L’exercice proposé par Gatien Bataille et Laurent Marseault donne une forme concrète à une question centrale : comment rester stable à court terme et viable à long terme malgré les fluctuations ? Derrière la tour de cartes, chacun peut reconnaître une organisation, un projet, une équipe, un territoire. La personne qui porte tout. Le financement unique. L’outil indispensable. Le partenaire que l’on croyait acquis. Le temps de recul qui manque toujours.

La robustesse ne consiste pas à supprimer les perturbations. Elle consiste à vérifier ce qui se passe quand elles surviennent. Que devient un projet si son pilote est absent ? Qui connaît les informations essentielles ? Quelles fonctions peuvent être reprises par d’autres ? Où sont les marges de manœuvre ? Quels liens ont été entretenus avant la crise ?

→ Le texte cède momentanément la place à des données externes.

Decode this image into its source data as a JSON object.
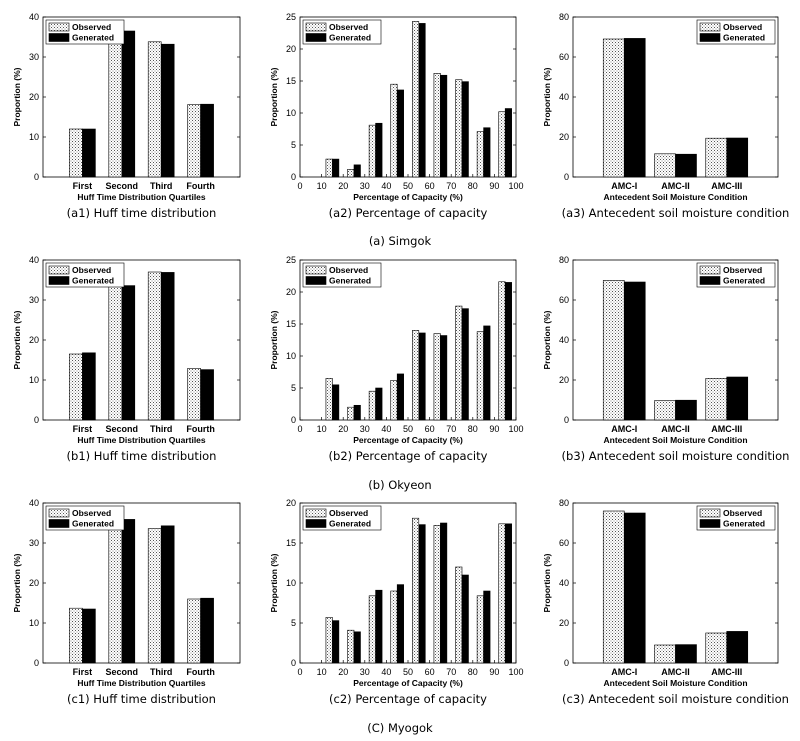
{
  "group_captions": [
    "(a) Simgok",
    "(b) Okyeon",
    "(C) Myogok"
  ],
  "chart_data": [
    {
      "id": "a1",
      "type": "bar",
      "caption": "(a1) Huff time distribution",
      "categories": [
        "First",
        "Second",
        "Third",
        "Fourth"
      ],
      "series": [
        {
          "name": "Observed",
          "values": [
            12,
            36,
            33.8,
            18.1
          ]
        },
        {
          "name": "Generated",
          "values": [
            12,
            36.5,
            33.2,
            18.2
          ]
        }
      ],
      "xlabel": "Huff Time Distribution Quartiles",
      "ylabel": "Proportion (%)",
      "ylim": [
        0,
        40
      ],
      "yticks": [
        0,
        10,
        20,
        30,
        40
      ],
      "legend": "top-left"
    },
    {
      "id": "a2",
      "type": "bar",
      "caption": "(a2) Percentage of capacity",
      "x": [
        15,
        25,
        35,
        45,
        55,
        65,
        75,
        85,
        95
      ],
      "series": [
        {
          "name": "Observed",
          "values": [
            2.8,
            1.2,
            8.1,
            14.5,
            24.3,
            16.2,
            15.2,
            7.1,
            10.2
          ]
        },
        {
          "name": "Generated",
          "values": [
            2.8,
            1.9,
            8.4,
            13.6,
            24,
            15.9,
            14.9,
            7.7,
            10.7
          ]
        }
      ],
      "xlabel": "Percentage of Capacity (%)",
      "ylabel": "Proportion (%)",
      "xlim": [
        0,
        100
      ],
      "xticks": [
        0,
        10,
        20,
        30,
        40,
        50,
        60,
        70,
        80,
        90,
        100
      ],
      "ylim": [
        0,
        25
      ],
      "yticks": [
        0,
        5,
        10,
        15,
        20,
        25
      ],
      "legend": "top-left"
    },
    {
      "id": "a3",
      "type": "bar",
      "caption": "(a3) Antecedent soil moisture condition",
      "categories": [
        "AMC-I",
        "AMC-II",
        "AMC-III"
      ],
      "series": [
        {
          "name": "Observed",
          "values": [
            69,
            11.6,
            19.4
          ]
        },
        {
          "name": "Generated",
          "values": [
            69.3,
            11.4,
            19.5
          ]
        }
      ],
      "xlabel": "Antecedent Soil Moisture Condition",
      "ylabel": "Proportion (%)",
      "ylim": [
        0,
        80
      ],
      "yticks": [
        0,
        20,
        40,
        60,
        80
      ],
      "legend": "top-right"
    },
    {
      "id": "b1",
      "type": "bar",
      "caption": "(b1) Huff time distribution",
      "categories": [
        "First",
        "Second",
        "Third",
        "Fourth"
      ],
      "series": [
        {
          "name": "Observed",
          "values": [
            16.5,
            33.6,
            37,
            12.9
          ]
        },
        {
          "name": "Generated",
          "values": [
            16.8,
            33.6,
            36.9,
            12.6
          ]
        }
      ],
      "xlabel": "Huff Time Distribution Quartiles",
      "ylabel": "Proportion (%)",
      "ylim": [
        0,
        40
      ],
      "yticks": [
        0,
        10,
        20,
        30,
        40
      ],
      "legend": "top-left"
    },
    {
      "id": "b2",
      "type": "bar",
      "caption": "(b2) Percentage of capacity",
      "x": [
        15,
        25,
        35,
        45,
        55,
        65,
        75,
        85,
        95
      ],
      "series": [
        {
          "name": "Observed",
          "values": [
            6.5,
            2,
            4.5,
            6.2,
            14,
            13.5,
            17.8,
            13.8,
            21.6
          ]
        },
        {
          "name": "Generated",
          "values": [
            5.5,
            2.3,
            5,
            7.2,
            13.6,
            13.2,
            17.4,
            14.7,
            21.5
          ]
        }
      ],
      "xlabel": "Percentage of Capacity (%)",
      "ylabel": "Proportion (%)",
      "xlim": [
        0,
        100
      ],
      "xticks": [
        0,
        10,
        20,
        30,
        40,
        50,
        60,
        70,
        80,
        90,
        100
      ],
      "ylim": [
        0,
        25
      ],
      "yticks": [
        0,
        5,
        10,
        15,
        20,
        25
      ],
      "legend": "top-left"
    },
    {
      "id": "b3",
      "type": "bar",
      "caption": "(b3) Antecedent soil moisture condition",
      "categories": [
        "AMC-I",
        "AMC-II",
        "AMC-III"
      ],
      "series": [
        {
          "name": "Observed",
          "values": [
            69.8,
            9.7,
            20.8
          ]
        },
        {
          "name": "Generated",
          "values": [
            69,
            9.9,
            21.5
          ]
        }
      ],
      "xlabel": "Antecedent Soil Moisture Condition",
      "ylabel": "Proportion (%)",
      "ylim": [
        0,
        80
      ],
      "yticks": [
        0,
        20,
        40,
        60,
        80
      ],
      "legend": "top-right"
    },
    {
      "id": "c1",
      "type": "bar",
      "caption": "(c1) Huff time distribution",
      "categories": [
        "First",
        "Second",
        "Third",
        "Fourth"
      ],
      "series": [
        {
          "name": "Observed",
          "values": [
            13.7,
            36.7,
            33.6,
            16
          ]
        },
        {
          "name": "Generated",
          "values": [
            13.5,
            35.9,
            34.3,
            16.2
          ]
        }
      ],
      "xlabel": "Huff Time Distribution Quartiles",
      "ylabel": "Proportion (%)",
      "ylim": [
        0,
        40
      ],
      "yticks": [
        0,
        10,
        20,
        30,
        40
      ],
      "legend": "top-left"
    },
    {
      "id": "c2",
      "type": "bar",
      "caption": "(c2) Percentage of capacity",
      "x": [
        15,
        25,
        35,
        45,
        55,
        65,
        75,
        85,
        95
      ],
      "series": [
        {
          "name": "Observed",
          "values": [
            5.7,
            4.1,
            8.4,
            9,
            18.1,
            17.2,
            12,
            8.4,
            17.4
          ]
        },
        {
          "name": "Generated",
          "values": [
            5.3,
            3.9,
            9.1,
            9.8,
            17.3,
            17.5,
            11,
            9,
            17.4
          ]
        }
      ],
      "xlabel": "Percentage of Capacity (%)",
      "ylabel": "Proportion (%)",
      "xlim": [
        0,
        100
      ],
      "xticks": [
        0,
        10,
        20,
        30,
        40,
        50,
        60,
        70,
        80,
        90,
        100
      ],
      "ylim": [
        0,
        20
      ],
      "yticks": [
        0,
        5,
        10,
        15,
        20
      ],
      "legend": "top-left"
    },
    {
      "id": "c3",
      "type": "bar",
      "caption": "(c3) Antecedent soil moisture condition",
      "categories": [
        "AMC-I",
        "AMC-II",
        "AMC-III"
      ],
      "series": [
        {
          "name": "Observed",
          "values": [
            76,
            9,
            15
          ]
        },
        {
          "name": "Generated",
          "values": [
            75,
            9.2,
            15.8
          ]
        }
      ],
      "xlabel": "Antecedent Soil Moisture Condition",
      "ylabel": "Proportion (%)",
      "ylim": [
        0,
        80
      ],
      "yticks": [
        0,
        20,
        40,
        60,
        80
      ],
      "legend": "top-right"
    }
  ]
}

Cette approche déplace les critères habituels de réussite. Dans une logique de performance, on cherche à monter plus haut, plus vite, avec moins de moyens. Les doublons, les réserves et les lenteurs sont perçus comme des coûts. Dans une logique de robustesse, ils peuvent devenir des protections : une compétence partagée, une ressource disponible, un temps de pause, une documentation, une relation de confiance.

L’atelier montre aussi qu’une organisation ne devient pas robuste seule. Une structure peut renforcer ses procédures, diversifier ses partenaires, documenter ses savoir-faire. Mais si son territoire se fragilise, si les personnes s’épuisent, si les milieux naturels se dégradent, sa propre capacité à durer reste limitée. La coopération n’est donc pas seulement une méthode d’animation. Elle devient une condition de viabilité.

Encore faut-il trouver la bonne distance. Des liens trop serrés empêchent l’autonomie. Des liens trop lâches ne soutiennent plus personne. La robustesse se joue dans cet équilibre : assez de solidarité pour ne pas laisser tomber, assez de liberté pour permettre l’initiative.

C’est là qu’intervient la notion de santé commune. La santé humaine, la santé des sociétés et la santé des milieux naturels ne peuvent pas être traitées séparément. Une organisation peut encaisser un choc ponctuel. Elle ne peut pas rester viable si les conditions qui l’entourent se dégradent durablement. Travailler la robustesse, c’est donc aussi agir sur ce qui rend les crises plus fréquentes, plus violentes ou plus difficiles à absorber.

Les questions posées pendant l’atelier sont directement utilisables : d’où partons-nous ? avec qui ? avec quelles ressources ? pour quels besoins ? quelles fluctuations devons-nous tester ? quelles responsabilités peuvent être partagées ? où faut-il introduire de la diversité, de la redondance, du ralentissement ?

La robustesse devient alors un outil de diagnostic. Elle ne promet pas d’éviter les crises. Elle permet de repérer les dépendances, de renforcer les liens utiles, de préserver des marges et de préparer des réponses avant l’effondrement.

Au fond, le passage du concept à l’opérationnel tient peut-être à cela : ne plus demander seulement jusqu’où l’on peut aller, mais ce qui permettra de continuer lorsque les conditions changeront.